I was writing a (less informed!) sibling comment at the same time.

Great observation that I hadn't considered: what I called a "labeled break" or "continue" is safer than bare goto since you can't jump from anywhere to anywhere.

Thanks for making that plain!

Unless I'm misunderstanding the mechanism (jumping to a label, right?), I thought most (well, lots of) languages supported this. Go does also:

A non-minimal example using continue (but you can also break): https://go.dev/play/p/mEyEqcEYvcK

The spec: https://go.dev/ref/spec#Labeled_statements

It's just goto..? And despite "considered harmful", lots of languages have goto.

There are some things for which goto (or labeled break/continue) really are the best way to do what you need.

(I can't shake the feeling I'm missing something really obvious here!)

All of the languages he mentioned (Rust, Zig, Myrddin) do.

I ignored the comparisons to C ... any more modern language looks advanced in comparison.

(comment deleted)
Project is "secret" pre-alpha, not yet done... and the person is complaining that docs and tutorials aren't fully polished.

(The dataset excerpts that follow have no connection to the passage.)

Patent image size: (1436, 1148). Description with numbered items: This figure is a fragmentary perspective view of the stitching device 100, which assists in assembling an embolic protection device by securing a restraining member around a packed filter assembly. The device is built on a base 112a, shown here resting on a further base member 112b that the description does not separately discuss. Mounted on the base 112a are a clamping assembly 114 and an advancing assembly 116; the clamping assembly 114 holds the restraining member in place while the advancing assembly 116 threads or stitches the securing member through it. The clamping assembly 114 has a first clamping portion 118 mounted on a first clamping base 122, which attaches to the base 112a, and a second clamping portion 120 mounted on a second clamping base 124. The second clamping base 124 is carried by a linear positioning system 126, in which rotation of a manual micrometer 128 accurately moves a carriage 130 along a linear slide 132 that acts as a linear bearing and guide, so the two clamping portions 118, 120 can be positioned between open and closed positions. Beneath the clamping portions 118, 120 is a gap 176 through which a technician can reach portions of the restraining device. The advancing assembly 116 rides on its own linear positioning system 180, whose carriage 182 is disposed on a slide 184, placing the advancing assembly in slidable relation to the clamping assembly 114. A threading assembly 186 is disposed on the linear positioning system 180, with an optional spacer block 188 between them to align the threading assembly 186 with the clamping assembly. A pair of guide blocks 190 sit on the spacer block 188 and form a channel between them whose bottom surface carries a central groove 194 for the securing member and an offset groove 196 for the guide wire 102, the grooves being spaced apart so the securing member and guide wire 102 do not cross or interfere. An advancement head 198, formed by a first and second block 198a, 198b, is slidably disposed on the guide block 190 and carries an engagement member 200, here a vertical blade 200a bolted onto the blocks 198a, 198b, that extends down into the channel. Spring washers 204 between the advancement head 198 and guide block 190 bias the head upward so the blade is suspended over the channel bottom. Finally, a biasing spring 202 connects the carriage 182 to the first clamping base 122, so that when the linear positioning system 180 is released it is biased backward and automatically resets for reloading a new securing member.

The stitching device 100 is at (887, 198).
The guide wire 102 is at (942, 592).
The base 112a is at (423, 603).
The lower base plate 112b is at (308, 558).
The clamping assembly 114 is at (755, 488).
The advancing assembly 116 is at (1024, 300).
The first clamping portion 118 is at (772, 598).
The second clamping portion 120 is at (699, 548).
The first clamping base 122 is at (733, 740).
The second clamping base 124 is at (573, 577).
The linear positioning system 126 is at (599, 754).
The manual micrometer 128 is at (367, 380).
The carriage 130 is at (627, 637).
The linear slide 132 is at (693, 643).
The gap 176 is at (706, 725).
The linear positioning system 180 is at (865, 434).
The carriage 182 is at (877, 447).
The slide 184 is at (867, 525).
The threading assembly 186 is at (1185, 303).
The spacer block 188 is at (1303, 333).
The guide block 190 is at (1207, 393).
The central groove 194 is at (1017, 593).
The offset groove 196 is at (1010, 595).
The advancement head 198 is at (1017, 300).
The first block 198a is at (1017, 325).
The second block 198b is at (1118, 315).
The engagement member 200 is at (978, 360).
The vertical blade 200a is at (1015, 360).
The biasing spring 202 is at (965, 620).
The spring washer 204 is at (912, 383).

Seems like a trite complaint. docs (let alone polished) is not something you usually expect from pre-alpha software.

It’s since been released.
Nope, it just has been announced. There is no release yet.
It wasn't at the time the blog post made those comments as far as i know. Regardless even if it was, its still early stage software.
(Author here.) Yeah fair enough, it's not really a complaint worth making. I was more just listing things I noticed in general than faulting Hare for it.
With regards to the no functional programming, functional programming aspects make code less buggy for doing standard things. Sure functional programming isn't as explicit as a 5 layer dip of for loops but to me less code equals less bugs and functional programming doesn't entail more abstractions, in fact it could mean less abstraction.
"In all the languages I know of, you can't break out of a loop from an inner loop."

You can in all the languages that the author says they're interested in (Rust, Zig, and Myrddin).

I think comparing Hare to C in this day and age is pointless. Rust, Zig, Myrddin, Nim, D, Odin, Crystal, Scopes, even V bring interesting and useful innovations to the table. What does Hare offer? No Windows support ever? No thanks. With Zig I can cross compile out of the box to just about any platform.